La maladie de Grand-Mère
Un matin, Grand-Mère ne sort pas de sa chambre. Nous frappons à sa porte, nous l'appelons, elle ne répond pas.
Nous allons derrière la maison, nous brisons un carreau de la fenêtre de sa chambre pour pouvoir y entrer.
Grand-Mère est couchée sur le lit, elle ne bouge pas. Pourtant elle respire et son cœur bat. L'un de nous reste près d'elle, l'autre va chercher un médecin.
Le médecin examine Grand-Mère. Il dit:
– Votre Grand-Mère a eu une attaque d'apoplexie, une hémorragie cérébrale.
– Elle va mourir?
– On ne peut pas le savoir. Elle est vieille, mais son cœur est solide. Donnez-lui ces médicaments trois fois par jour. Et puis il faudrait quelqu'un pour s'occuper d'elle.
Nous disons:
– Nous nous occuperons d'elle. Qu'est-ce qu'il faut faire?

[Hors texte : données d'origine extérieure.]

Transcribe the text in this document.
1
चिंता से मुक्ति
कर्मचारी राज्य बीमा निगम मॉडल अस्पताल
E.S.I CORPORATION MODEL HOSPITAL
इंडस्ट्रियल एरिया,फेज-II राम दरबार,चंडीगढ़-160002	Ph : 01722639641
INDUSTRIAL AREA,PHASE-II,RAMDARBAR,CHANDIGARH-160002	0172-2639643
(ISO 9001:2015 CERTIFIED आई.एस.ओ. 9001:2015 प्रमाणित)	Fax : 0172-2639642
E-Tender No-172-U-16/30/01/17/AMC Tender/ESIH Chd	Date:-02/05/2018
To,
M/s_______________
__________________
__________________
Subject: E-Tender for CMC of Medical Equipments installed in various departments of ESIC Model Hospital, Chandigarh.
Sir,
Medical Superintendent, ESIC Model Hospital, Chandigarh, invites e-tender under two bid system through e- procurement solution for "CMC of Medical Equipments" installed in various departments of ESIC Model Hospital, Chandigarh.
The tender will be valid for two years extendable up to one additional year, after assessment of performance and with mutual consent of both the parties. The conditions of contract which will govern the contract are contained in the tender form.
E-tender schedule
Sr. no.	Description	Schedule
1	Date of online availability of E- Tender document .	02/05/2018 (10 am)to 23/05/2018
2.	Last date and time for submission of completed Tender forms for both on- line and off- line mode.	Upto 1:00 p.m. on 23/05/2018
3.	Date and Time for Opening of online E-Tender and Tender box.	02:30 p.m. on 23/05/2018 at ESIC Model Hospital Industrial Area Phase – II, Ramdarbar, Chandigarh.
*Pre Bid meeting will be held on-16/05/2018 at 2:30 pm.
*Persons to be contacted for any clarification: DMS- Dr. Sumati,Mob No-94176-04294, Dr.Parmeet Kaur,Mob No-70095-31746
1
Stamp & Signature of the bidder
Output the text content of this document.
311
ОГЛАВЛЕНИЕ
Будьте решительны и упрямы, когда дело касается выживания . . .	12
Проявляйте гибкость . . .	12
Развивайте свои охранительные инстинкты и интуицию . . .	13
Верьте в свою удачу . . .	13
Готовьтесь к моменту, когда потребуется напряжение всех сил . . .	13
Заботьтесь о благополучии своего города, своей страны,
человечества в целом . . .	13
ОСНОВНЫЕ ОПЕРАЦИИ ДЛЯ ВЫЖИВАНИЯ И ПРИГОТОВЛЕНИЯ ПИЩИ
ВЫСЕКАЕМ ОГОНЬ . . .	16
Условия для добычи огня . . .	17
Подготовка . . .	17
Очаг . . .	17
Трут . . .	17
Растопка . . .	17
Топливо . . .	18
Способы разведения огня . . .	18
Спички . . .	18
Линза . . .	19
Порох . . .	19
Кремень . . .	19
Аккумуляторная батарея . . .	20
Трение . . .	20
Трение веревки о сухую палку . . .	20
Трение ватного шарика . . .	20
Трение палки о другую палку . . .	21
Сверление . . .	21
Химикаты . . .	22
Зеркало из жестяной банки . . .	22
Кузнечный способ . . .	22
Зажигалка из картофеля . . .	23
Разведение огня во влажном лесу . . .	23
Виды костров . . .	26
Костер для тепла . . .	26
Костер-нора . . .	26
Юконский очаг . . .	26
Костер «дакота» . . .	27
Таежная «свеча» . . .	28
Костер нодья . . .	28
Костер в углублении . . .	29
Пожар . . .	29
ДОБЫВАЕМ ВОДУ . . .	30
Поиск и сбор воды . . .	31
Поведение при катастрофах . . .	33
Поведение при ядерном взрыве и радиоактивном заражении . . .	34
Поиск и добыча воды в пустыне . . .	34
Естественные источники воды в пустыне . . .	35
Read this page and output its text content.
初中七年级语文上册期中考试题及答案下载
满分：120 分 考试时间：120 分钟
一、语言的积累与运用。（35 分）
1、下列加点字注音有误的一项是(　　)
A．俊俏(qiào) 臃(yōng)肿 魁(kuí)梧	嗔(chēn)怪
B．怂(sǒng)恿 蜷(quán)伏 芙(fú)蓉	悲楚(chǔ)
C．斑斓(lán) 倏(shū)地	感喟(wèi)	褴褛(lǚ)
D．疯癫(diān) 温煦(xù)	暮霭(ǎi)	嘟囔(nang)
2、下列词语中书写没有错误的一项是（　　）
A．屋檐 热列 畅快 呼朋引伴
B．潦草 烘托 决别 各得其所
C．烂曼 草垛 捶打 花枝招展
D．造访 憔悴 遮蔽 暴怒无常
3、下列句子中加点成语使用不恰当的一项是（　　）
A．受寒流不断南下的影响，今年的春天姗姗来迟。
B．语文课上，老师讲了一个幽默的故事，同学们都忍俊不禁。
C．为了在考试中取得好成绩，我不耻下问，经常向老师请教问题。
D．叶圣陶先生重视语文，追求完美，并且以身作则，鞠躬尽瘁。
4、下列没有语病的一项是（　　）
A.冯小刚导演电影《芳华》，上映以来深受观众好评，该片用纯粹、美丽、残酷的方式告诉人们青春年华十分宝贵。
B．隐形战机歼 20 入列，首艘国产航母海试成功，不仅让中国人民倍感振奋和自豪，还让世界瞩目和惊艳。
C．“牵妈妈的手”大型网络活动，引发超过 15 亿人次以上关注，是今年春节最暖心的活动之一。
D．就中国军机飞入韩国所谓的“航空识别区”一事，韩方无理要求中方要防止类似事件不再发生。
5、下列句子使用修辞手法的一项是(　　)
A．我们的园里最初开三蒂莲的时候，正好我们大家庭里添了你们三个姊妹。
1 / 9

– Lui donner à manger, la laver. Elle va probablement rester paralysée définitivement.
Le médecin s'en va. Nous préparons une purée de Iegumes et nous donnons à manger à Grand-Mère avec une petite cuiller. Vers le soir, ça sent très mauvais dans sa chambre. Nous soulevons ses couvertures: sa paillasse est pleine d'excréments.
Nous allons chercher de la paille chez un paysan, nous achetons une culotte en caoutchouc pour bébe et des langes.
Nous déshabillons Grand-Mère, nous la lavons dans notre baignoire, nous lui faisons un lit propre. Elle est tellement maigre que la culotte de bébé lui va très bien. Nous changeons ses langes plusieurs fois par jour.
Une semaine plus tard, Grand-Mère commence à bouger ses mains. Un matin, elle nous reçoit avec des injures:
– Fils de chienne! Faites cuire une poule! Comment voulez-vous que je reprenne des forces avec vos verdures et vos purées? Je veux aussi du lait de chèvre! J'espère que vous n'avez rien négligé pendant que j'étais malade!
– Non, Grand-Mère, nous n'avons rien négligé.
– Aidez-moi à me lever, vauriens!
– Grand-Mère, vous devez rester couchée, le médecin l'a dit.
– Le médecin, le médecin! Quel imbécile! Paralysée définitivement! Je vais lui montrer, moi, comment je reste paralysée!
Nous l'aidons à se lever, nous l'accompagnons à la cuisine, nous l'asseyons sur le banc. Quand la poule est cuite, elle mange toute seule. Après le repas, elle dit:
– Qu'est-ce que vous attendez? Fabriquez-moi une canne bien solide, dépêchez-vous, fainéants. Je veux aller voir si tout va bien.
Nous courons dans la forêt, nous trouvons une branche qui convient et, sous ses yeux, nous taillons une canne aux mesures de Grand-Mère. Celle-ci s'en saisit et nous menace:
– Gare à vous, si tout n'est pas en ordre!
Elle va au jardin. Nous la suivons de loin. Elle entre dans les toilettes, nous l'entendons marmonner:
– Une culotte! Quelle idée! Ils sont complètement fous!
Quand elle rentre à la maison, nous allons voir aux toilettes. Elle a jeté la culotte et les langes dans le trou.